Unfortunately, it seems that I will not be able to contribute to the group,
at least in the following 6 to 12 months.

About two months ago we decided to stop using RDF+XML at z-Bible, and use
YAML instead for knowledge representation. (As a small startup, it's easy
for us to make such abrupt changes.)

Here are my reasons why we dropped RDF+XML. (We talked with Christian that
these could be included in the knowledge base of the group, and/or
incorporated in the publication.)

- RDF was invented around 1996, and still hasn't gained too much
popularity. I was wondering why. Now I think the main reason is the
over-simplified data model (everything is triples). It sounds extremely
elegant, but it turns out that even the simplest things become overly
complicated because of this. For example, if I want to store an ordered
list of objects (e.g. paragraphs of a text) and retreive them in order with
SPARQL, I have to do crazy hacks. It was Manu Sporny's blog post
<http://manu.sporny.org/2014/json-ld-origins-2/> that pointed me to this
conclusion.
- We use JavaScript, while I see most of you are using Java. In the Java
world, it is quite common to use XML for configuration. In the JavaScript
world, JSON is the de facto standard because it directly translates to
plain old JavaScript data structures. (We chose YAML as a human-friendly
syntax for JSON, but basically we use the JSON data model.)
- While we were using XML, we had to write importer code for each of our
XML-based file types (I was planning to solve this with an XML>RDF
conversion.) Now with YAML, we just import the data and use it, no extra
conversion code is needed. Though both technologies have advantages, for us
as a startup, the ability to make fast changes is the most important, so
YAML works better for us.
- And there is no decent SPARQL implementation for JavaScript. The only one
is quite buggy, and does not give good syntax error messages. So it seemed
that our editor colleagues will not be able to cope with it. It was also
way too slow for our purposes.

For the future, I have some thoughts:

JSON-LD was created fairly recently and it has already gained a relatively
wide popularity (it is the recommended LD format by Google
<https://developers.google.com/search/docs/guides/intro-structured-data>,
for example.) For its designers, it took several years of hard work, but I
think it was worth it, beacuse the world got a more user-friendly format,
and it helps the RDF/Semantic Web ecosystem move forward. Similarly, there
is space for developing more usable, more user-friendly formats for other
parts of the RDF world. And I think you guys now have the opportunity to
design something nice. So I wish you the best in this.

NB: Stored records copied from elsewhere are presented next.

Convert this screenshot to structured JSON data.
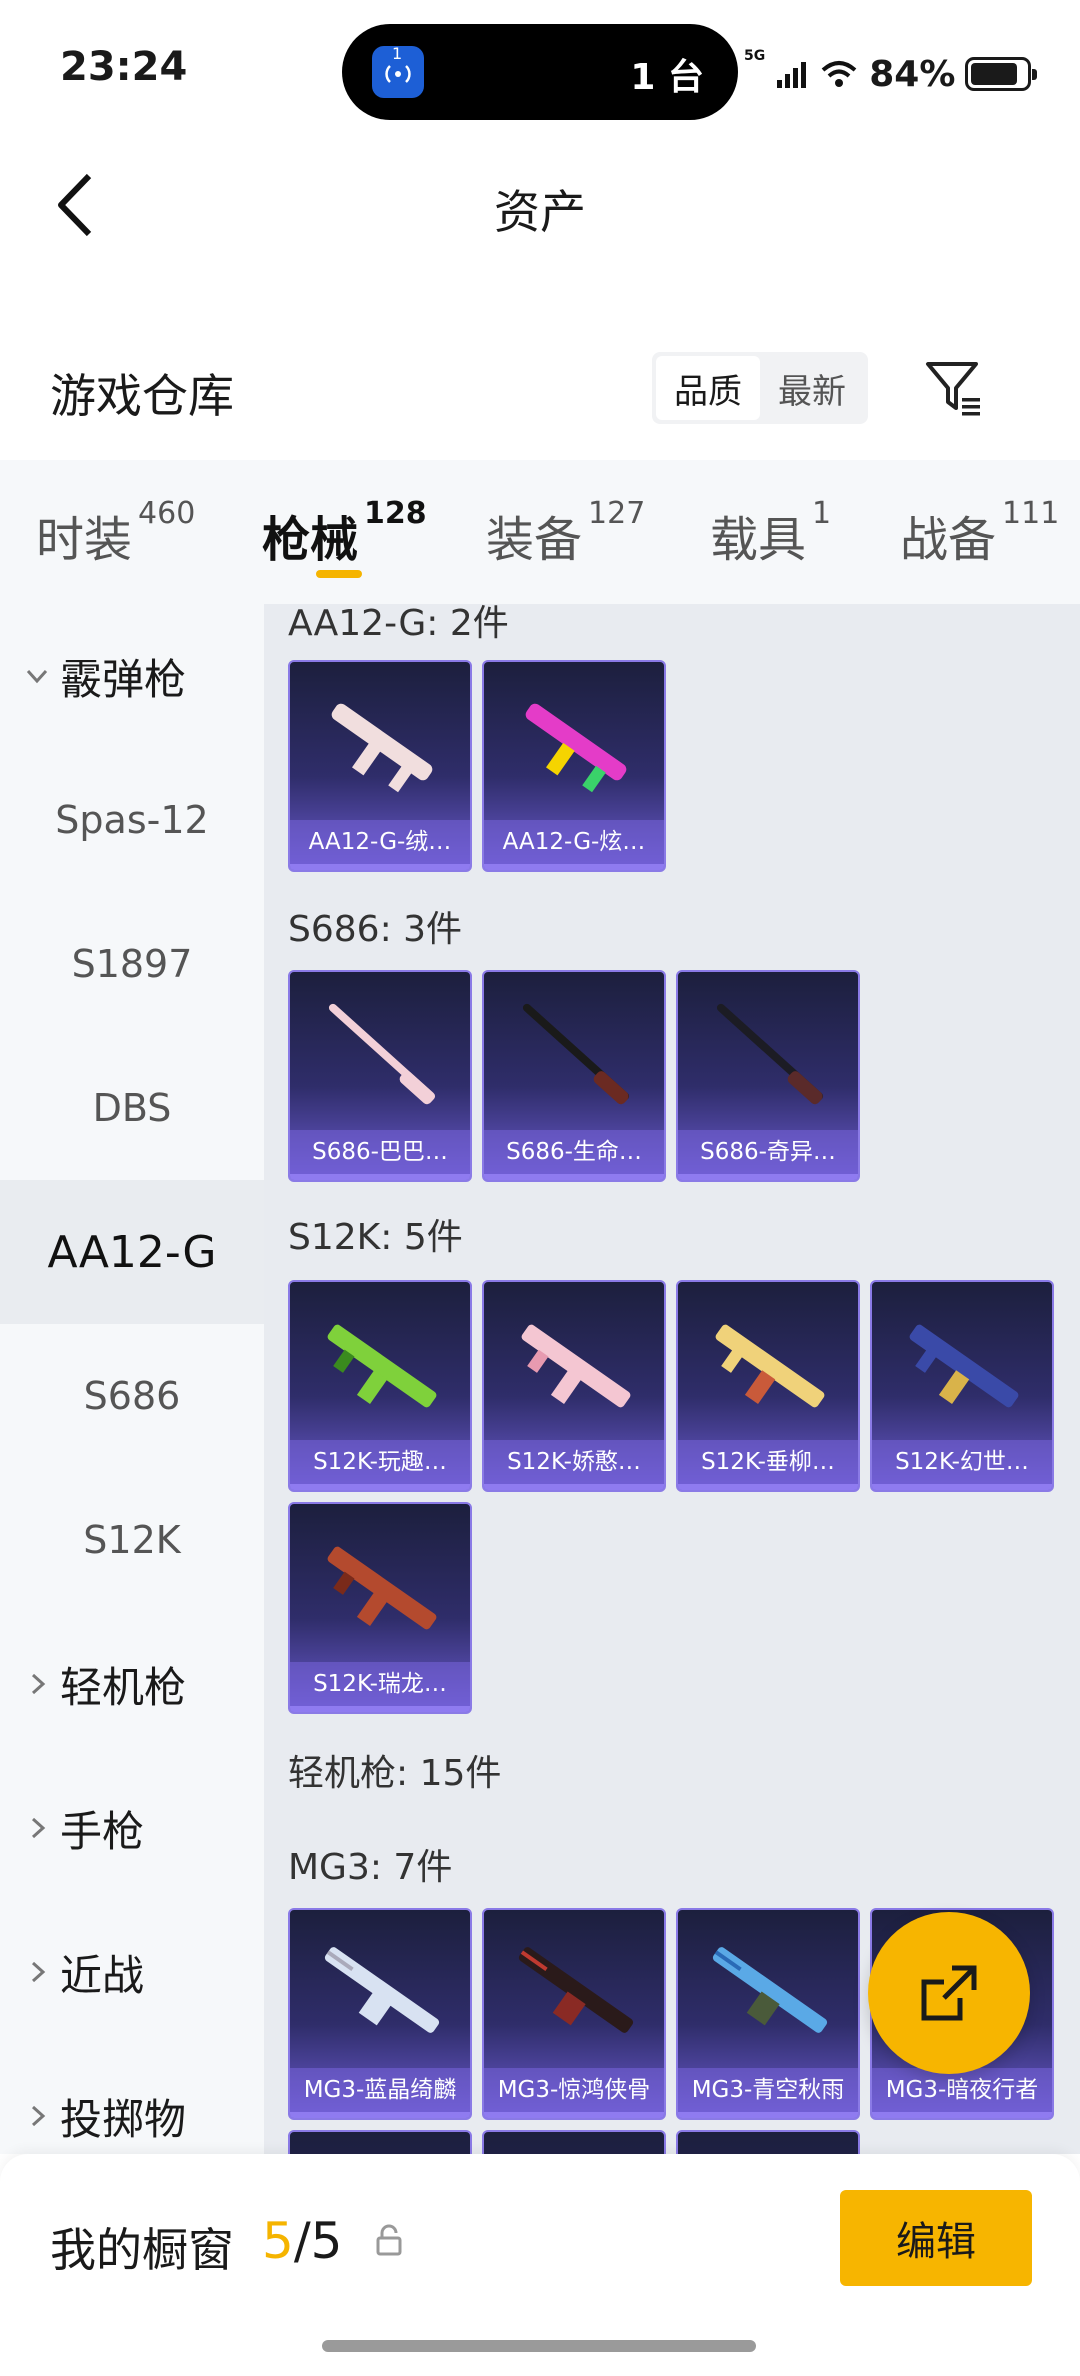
{
  "status": {
    "time": "23:24",
    "island_badge": "1",
    "island_text": "1 台",
    "network": "5G",
    "battery": "84%",
    "battery_level": 0.84
  },
  "header": {
    "title": "资产",
    "back_icon": "chevron-left-icon"
  },
  "warehouse": {
    "title": "游戏仓库",
    "sort_options": [
      "品质",
      "最新"
    ],
    "filter_icon": "filter-icon"
  },
  "tabs": [
    {
      "label": "时装",
      "count": "460"
    },
    {
      "label": "枪械",
      "count": "128",
      "active": true
    },
    {
      "label": "装备",
      "count": "127"
    },
    {
      "label": "载具",
      "count": "1"
    },
    {
      "label": "战备",
      "count": "111"
    }
  ],
  "sidebar": [
    {
      "label": "霰弹枪",
      "type": "group",
      "expanded": true
    },
    {
      "label": "Spas-12",
      "type": "sub"
    },
    {
      "label": "S1897",
      "type": "sub"
    },
    {
      "label": "DBS",
      "type": "sub"
    },
    {
      "label": "AA12-G",
      "type": "sub",
      "active": true
    },
    {
      "label": "S686",
      "type": "sub"
    },
    {
      "label": "S12K",
      "type": "sub"
    },
    {
      "label": "轻机枪",
      "type": "group"
    },
    {
      "label": "手枪",
      "type": "group"
    },
    {
      "label": "近战",
      "type": "group"
    },
    {
      "label": "投掷物",
      "type": "group"
    }
  ],
  "sections": [
    {
      "label": "AA12-G: 2件",
      "items": [
        "AA12-G-绒…",
        "AA12-G-炫…"
      ]
    },
    {
      "label": "S686: 3件",
      "items": [
        "S686-巴巴…",
        "S686-生命…",
        "S686-奇异…"
      ]
    },
    {
      "label": "S12K: 5件",
      "items": [
        "S12K-玩趣…",
        "S12K-娇憨…",
        "S12K-垂柳…",
        "S12K-幻世…",
        "S12K-瑞龙…"
      ]
    },
    {
      "label": "轻机枪: 15件",
      "items": []
    },
    {
      "label": "MG3: 7件",
      "items": [
        "MG3-蓝晶绮麟",
        "MG3-惊鸿侠骨",
        "MG3-青空秋雨",
        "MG3-暗夜行者"
      ]
    }
  ],
  "weapon_colors": {
    "aa12_1": "#f1dede",
    "aa12_2": "#e43cc8",
    "s686_1": "#f3d0d8",
    "s686_2": "#3a1a1a",
    "s686_3": "#2a2a33",
    "s12k_1": "#7fd13b",
    "s12k_2": "#f4c6d2",
    "s12k_3": "#f0d27a",
    "s12k_4": "#3a4aa8",
    "s12k_5": "#b44a2e",
    "mg3_1": "#d8e2f2",
    "mg3_2": "#3a1a1a",
    "mg3_3": "#5aa9e6",
    "mg3_4": "#444"
  },
  "fab": {
    "icon": "share-external-icon"
  },
  "showcase": {
    "label": "我的橱窗",
    "count_used": "5",
    "count_sep": "/",
    "count_total": "5",
    "edit_label": "编辑"
  },
  "accent_color": "#f5b400"
}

We plan to develop a format for knowledge to document (e.g. RDF to XML)
conversion. However, now we might end up with one of the (hunderds of)
JavaScript template engines out there and not use RDF at all. But if later
we happen to come back to a Semantic Web direction, I'll most probably come
back to this group.

But I'm thankful to you all, I have got some quite important insights in
this group. And it was a pleasure to work with you.

I wish you blessed work and nice results!